In some sense we are all rooting for the success of Linux, I think, even if many of us mainly hope that the success of Linux pressures Apple or Microsoft into improving their wares to keep up with the competition. Meanwhile, neither Windows users nor us Mac folk as of yet have to deal with hordes of Linux afficionados saying our OS sucks, so we are not yet on the defensive. That, I suspect, will change.
OK…I have a copy of Red Hat Linux. It booted and looked around and decided that my monitor ought to display most nicely at 800 x 600. I would prefer 1024 x 768. I already have launched a thread (do a search for Silly Gnome Questions, I’m too lazy to go there and copy the URL) about how the bloody heck I switch Linux from 800 x 600 to 1024 x 768. The answers I received, if I comprehend them correctly, sound something like this:
Boot to a command prompt; do a find for an obscure file that might exist here or might exist there, we aren’t sure. Launch a different application that allows you to edit the settings contained in the first file. Meanwhile, start a different session and open the existing settings file so you can see the correct answers to 99% of the questions, all of which you will need to input from scratch, with no prompts, in order to change the 1% that will be different. Use a keystroke command to switch from session 1 to session 2, but don’t expect to see them both simultaneously. And no, you can’t clone the old copy and just edit it. And do make a backup of the thing before you edit it in case you fuck it up, which is entirely likely.

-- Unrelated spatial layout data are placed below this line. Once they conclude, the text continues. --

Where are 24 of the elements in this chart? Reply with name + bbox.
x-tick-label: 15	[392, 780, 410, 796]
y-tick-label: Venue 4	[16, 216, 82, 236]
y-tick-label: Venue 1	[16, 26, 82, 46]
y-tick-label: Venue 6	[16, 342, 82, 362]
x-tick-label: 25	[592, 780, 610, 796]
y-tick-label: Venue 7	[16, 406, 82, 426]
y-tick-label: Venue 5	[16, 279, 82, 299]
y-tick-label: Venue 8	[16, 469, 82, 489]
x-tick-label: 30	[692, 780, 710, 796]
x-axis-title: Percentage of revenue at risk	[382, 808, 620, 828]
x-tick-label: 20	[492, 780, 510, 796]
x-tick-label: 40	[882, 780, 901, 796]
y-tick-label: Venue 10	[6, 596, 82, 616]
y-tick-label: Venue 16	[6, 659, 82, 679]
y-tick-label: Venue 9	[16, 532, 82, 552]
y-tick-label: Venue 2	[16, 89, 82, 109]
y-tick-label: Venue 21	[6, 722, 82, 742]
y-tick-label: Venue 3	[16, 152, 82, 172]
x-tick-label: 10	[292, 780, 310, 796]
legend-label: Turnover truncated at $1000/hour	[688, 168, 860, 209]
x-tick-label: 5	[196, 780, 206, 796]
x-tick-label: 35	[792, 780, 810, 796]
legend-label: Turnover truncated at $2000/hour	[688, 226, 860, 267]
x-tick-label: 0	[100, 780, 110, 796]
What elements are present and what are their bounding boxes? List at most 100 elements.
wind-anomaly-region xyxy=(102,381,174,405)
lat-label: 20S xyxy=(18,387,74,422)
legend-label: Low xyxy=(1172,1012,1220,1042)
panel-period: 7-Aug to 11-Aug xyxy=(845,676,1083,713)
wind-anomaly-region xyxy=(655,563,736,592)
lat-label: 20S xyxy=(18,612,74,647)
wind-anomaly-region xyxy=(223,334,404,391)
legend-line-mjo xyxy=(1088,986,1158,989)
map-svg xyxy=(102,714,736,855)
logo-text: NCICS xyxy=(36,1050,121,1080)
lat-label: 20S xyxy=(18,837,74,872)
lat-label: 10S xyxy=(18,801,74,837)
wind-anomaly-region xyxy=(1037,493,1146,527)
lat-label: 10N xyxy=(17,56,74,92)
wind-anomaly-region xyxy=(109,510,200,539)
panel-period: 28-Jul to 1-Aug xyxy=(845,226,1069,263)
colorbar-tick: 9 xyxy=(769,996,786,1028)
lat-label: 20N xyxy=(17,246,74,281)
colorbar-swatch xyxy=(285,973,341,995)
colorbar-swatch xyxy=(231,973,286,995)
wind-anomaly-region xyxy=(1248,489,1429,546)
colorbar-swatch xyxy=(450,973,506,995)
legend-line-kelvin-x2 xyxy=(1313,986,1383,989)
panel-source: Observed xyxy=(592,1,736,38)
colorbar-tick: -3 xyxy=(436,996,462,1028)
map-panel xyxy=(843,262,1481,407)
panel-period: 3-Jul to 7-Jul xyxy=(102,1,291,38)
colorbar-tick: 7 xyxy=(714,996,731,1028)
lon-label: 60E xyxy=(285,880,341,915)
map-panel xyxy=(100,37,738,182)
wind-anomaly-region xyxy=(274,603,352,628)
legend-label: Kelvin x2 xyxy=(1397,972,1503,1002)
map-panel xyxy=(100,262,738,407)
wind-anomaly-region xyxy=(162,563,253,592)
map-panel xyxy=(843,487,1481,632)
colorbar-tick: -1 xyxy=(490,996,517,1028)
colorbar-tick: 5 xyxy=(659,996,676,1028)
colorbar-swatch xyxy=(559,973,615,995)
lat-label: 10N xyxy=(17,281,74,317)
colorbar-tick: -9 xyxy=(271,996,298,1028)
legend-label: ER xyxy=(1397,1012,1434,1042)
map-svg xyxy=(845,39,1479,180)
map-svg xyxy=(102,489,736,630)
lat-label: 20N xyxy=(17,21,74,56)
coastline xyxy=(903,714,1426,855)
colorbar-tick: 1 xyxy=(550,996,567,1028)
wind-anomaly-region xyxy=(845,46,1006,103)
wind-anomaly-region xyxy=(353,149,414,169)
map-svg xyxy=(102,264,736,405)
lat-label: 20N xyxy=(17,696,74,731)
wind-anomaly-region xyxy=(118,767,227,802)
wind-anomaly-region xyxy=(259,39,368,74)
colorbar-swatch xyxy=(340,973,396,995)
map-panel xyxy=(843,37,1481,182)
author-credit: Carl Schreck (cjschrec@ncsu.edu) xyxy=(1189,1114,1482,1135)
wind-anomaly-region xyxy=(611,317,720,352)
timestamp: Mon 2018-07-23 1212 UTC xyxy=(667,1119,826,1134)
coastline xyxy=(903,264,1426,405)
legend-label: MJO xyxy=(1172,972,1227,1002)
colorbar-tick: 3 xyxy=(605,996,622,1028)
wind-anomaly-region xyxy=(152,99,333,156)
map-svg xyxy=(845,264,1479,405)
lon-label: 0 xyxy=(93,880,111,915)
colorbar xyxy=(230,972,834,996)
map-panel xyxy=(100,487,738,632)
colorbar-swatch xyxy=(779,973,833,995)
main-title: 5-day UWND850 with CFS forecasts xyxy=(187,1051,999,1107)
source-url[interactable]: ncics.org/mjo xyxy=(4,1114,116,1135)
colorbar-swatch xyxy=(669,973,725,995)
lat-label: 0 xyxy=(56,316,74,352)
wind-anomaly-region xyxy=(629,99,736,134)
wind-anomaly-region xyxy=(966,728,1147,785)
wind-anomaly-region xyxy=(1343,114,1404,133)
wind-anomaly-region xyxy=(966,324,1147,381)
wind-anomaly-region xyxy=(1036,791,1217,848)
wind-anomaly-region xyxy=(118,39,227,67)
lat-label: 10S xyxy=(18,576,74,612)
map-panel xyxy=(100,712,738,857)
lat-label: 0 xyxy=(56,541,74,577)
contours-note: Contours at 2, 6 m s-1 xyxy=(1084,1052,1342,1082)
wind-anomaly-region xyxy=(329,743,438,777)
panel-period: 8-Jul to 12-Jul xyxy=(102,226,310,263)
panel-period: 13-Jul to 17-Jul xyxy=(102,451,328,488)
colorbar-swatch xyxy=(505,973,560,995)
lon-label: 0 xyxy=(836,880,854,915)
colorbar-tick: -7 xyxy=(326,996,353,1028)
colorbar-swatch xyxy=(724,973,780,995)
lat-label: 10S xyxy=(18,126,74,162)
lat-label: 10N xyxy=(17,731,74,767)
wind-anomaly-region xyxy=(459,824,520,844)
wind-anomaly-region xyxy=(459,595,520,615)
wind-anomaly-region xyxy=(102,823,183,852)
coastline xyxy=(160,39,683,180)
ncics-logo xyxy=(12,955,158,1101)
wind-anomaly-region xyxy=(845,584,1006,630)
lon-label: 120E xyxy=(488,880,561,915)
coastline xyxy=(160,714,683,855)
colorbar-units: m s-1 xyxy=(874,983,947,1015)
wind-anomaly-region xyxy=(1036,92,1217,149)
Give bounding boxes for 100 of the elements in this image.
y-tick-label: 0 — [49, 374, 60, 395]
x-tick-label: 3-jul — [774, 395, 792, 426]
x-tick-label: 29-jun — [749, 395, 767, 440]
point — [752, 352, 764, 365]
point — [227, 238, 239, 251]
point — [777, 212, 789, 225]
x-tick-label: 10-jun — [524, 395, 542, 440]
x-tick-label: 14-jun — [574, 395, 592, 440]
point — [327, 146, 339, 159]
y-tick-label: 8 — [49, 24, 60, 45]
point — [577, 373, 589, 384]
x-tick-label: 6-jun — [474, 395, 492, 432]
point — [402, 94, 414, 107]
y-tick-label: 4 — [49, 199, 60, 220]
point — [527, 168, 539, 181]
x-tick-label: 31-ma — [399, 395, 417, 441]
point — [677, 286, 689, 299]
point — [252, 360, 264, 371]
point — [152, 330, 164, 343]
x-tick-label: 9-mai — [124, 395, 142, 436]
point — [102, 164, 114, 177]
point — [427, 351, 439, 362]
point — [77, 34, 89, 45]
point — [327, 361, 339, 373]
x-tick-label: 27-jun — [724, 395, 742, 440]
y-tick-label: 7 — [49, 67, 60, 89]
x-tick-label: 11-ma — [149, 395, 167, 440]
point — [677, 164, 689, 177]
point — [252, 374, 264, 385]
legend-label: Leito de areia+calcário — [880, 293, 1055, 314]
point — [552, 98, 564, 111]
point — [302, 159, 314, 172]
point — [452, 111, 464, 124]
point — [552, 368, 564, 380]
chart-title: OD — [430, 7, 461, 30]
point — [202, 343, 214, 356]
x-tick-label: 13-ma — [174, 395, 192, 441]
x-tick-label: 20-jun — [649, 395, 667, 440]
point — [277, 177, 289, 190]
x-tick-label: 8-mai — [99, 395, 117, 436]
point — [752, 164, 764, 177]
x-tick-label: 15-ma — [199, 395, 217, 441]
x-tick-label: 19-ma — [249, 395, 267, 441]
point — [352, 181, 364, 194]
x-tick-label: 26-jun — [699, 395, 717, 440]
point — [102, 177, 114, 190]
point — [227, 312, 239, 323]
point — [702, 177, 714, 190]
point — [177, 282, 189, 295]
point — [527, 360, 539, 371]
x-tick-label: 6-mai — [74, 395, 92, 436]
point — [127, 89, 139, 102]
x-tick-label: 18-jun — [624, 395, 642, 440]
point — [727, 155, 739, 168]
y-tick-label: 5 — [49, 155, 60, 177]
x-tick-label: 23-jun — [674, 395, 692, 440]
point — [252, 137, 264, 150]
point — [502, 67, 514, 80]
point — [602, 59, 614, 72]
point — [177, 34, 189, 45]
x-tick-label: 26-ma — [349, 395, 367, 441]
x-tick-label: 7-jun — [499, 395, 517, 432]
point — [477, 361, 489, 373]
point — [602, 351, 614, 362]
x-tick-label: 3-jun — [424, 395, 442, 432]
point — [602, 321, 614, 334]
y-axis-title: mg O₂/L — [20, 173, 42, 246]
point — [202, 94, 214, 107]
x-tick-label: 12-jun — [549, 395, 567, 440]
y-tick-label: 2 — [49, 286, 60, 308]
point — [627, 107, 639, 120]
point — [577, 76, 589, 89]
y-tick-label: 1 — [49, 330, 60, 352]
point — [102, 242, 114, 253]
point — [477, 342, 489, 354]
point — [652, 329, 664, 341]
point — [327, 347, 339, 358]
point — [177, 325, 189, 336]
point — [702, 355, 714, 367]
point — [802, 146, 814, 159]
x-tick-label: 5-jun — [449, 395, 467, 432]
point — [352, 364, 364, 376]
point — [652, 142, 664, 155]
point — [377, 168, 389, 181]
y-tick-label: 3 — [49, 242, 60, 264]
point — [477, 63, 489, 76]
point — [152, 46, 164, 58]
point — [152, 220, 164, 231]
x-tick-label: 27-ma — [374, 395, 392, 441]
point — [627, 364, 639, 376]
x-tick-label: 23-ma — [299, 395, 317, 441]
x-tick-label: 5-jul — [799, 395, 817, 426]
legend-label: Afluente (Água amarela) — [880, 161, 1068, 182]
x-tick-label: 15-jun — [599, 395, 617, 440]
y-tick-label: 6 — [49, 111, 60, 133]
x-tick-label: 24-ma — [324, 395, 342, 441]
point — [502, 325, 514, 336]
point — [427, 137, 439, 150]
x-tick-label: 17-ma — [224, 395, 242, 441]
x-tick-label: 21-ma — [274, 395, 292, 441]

Ummmmmm…how to put this nicely? I think a user interface, if well designed, can really make or break an OS. I think a user interface is both necessary and a good idea, overall. I think Linux would benefit from acquiring one of them. It has a good start with Gnome but still has a long way to go. When my technologically unsophisticated aunt can switch monitor resolutions in seconds, not hours, and without it being the Task of the Weekend, that is a good thing. When I, an occasionally pompous semi-geek with many comp-config success stories across multiple platforms, manage to hose an entire installation of Linus repeatedly as a result of trying to set the goddamn monitor resolution, this is NOT a good thing.
Nevertheless, we know you kick our butts in lots of under-the-hood ways (well, we Mac folk hope OS X can stare Linux eyeball to eyeball on most of these but we don’t yet know the cost), and you are the new kid on the block with both awkwardness and promise, and we respect Linux for all that.